The History and Importance of OSHA


The Occupational Safety and Health Administration, commonly known as OSHA, is an agency of the United States Department of Labor that enforces workplace regulations to protect the health and safety of all workers.  It was first established to develop and enforce governmental standards for businesses and non-governmental organizations in order to prevent injury or sickness on the job.  Although it has faced considerable opposition over the last 40 years, OSHA continues to act as the watchdog to protect workers.

OSHAA Brief History on OSHA

The momentum for this piece of legislation began with a group of officials in the U.S. Department of Labor that were frustrated by the limited capacity and authority of the federal government to regulate safety conditions in the workplace.  By 1968, these officials had a major breakthrough when President Lyndon B. Johnson included a bill concerning workers’ safety.  He proposed legislation to allow workplace inspections and research to identify potential hazards.  After fierce opposition from major business groups, President Richard Nixon signed the Occupational Safety and Health Act of 1970 into law on December 29, 1970.  OSHA came into existence in 1971 when the Secretary of Labor created the department to administer the various aspects of the bill.

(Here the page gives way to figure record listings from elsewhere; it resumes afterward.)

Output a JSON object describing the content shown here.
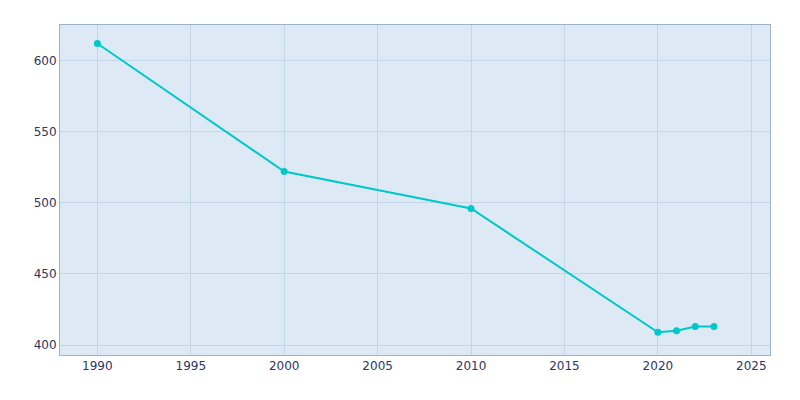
{
  "chart_data": {
    "type": "line",
    "x": [
      1990,
      2000,
      2010,
      2020,
      2021,
      2022,
      2023
    ],
    "values": [
      612,
      522,
      496,
      409,
      410,
      413,
      413
    ],
    "color": "#00C8C8",
    "marker": "circle",
    "xlim": [
      1988,
      2026
    ],
    "ylim": [
      393,
      625
    ],
    "xticks": [
      1990,
      1995,
      2000,
      2005,
      2010,
      2015,
      2020,
      2025
    ],
    "yticks": [
      400,
      450,
      500,
      550,
      600
    ],
    "grid": true
  }
}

During the 1970s, OSHA established new standards to reduce injuries, prevent illness, and ensure safety, the first of which reduced the use of asbestos to protect workers from lung cancer, mesothelioma, and asbestosis.  Over the next decade further standards were set to protect construction workers, decrease exposure to harmful chemicals, and preserve hearing.  Since its inception, OSHA has expanded its reach and created important legislation to protect agricultural and maritime workers, prevent exposure to blood-borne pathogens, and many other regulations that hold businesses and organizations accountable for the health and safety of their employees.  With the advancements in technology, OSHA also established a website in 1995 and phone-fax complaint line in 1996 to expedite the resolution of unhealthy or unsafe conditions.

OSHA’s Mission
In addition to protecting workers’ health and safety, OSHA also sought to provide training, outreach, and education to build partnerships and strive for continual improvement.  A major part of this mission was implemented through the founding of the OSHA Training Institute, which instructs both inspectors and the general public.

OSHA and its partners have employed a massive workforce including 2,100 inspectors, investigators, physicians, educators, engineers and support staff to enforce federal regulations, respond to complaints, and identify new potential hazards.  There are over 200 offices across the country that not only protect workplace standards, but also offer technical assistance and consultation programs to ensure universal compliance with health and safety codes.

Importance of OSHA

OSHA is dedicated to protecting the nations’ workforce and improving working conditions.  The department is committed to public service and is driven by the need to protect each individual from falling victim to corporate interests.  The research division continually works to identify new threats to worker health and safety while inspections aim to achieve universal compliance.

Since OSHA was first established, fatalities in the workplace have declined by 62% and rates of occupational injury and illness have been reduced by 40%.  Simple changes such as educating employees about potential hazards, proper storage and containment of hazardous waste, and proper safety equipment ensure workers’ health and safety while improving the overall productivity.  Safety equipment, such as fall protection systems has been especially important for improving safety for construction workers, which has been one of the most dangerous jobs.  These systems are responsible for saving countless lives and have helped businesses avoid costly settlements and lawsuits.  While OSHA was created to protect workers’ health and safety, it truly benefits both sides from potential risks associated with workplace injuries and illnesses.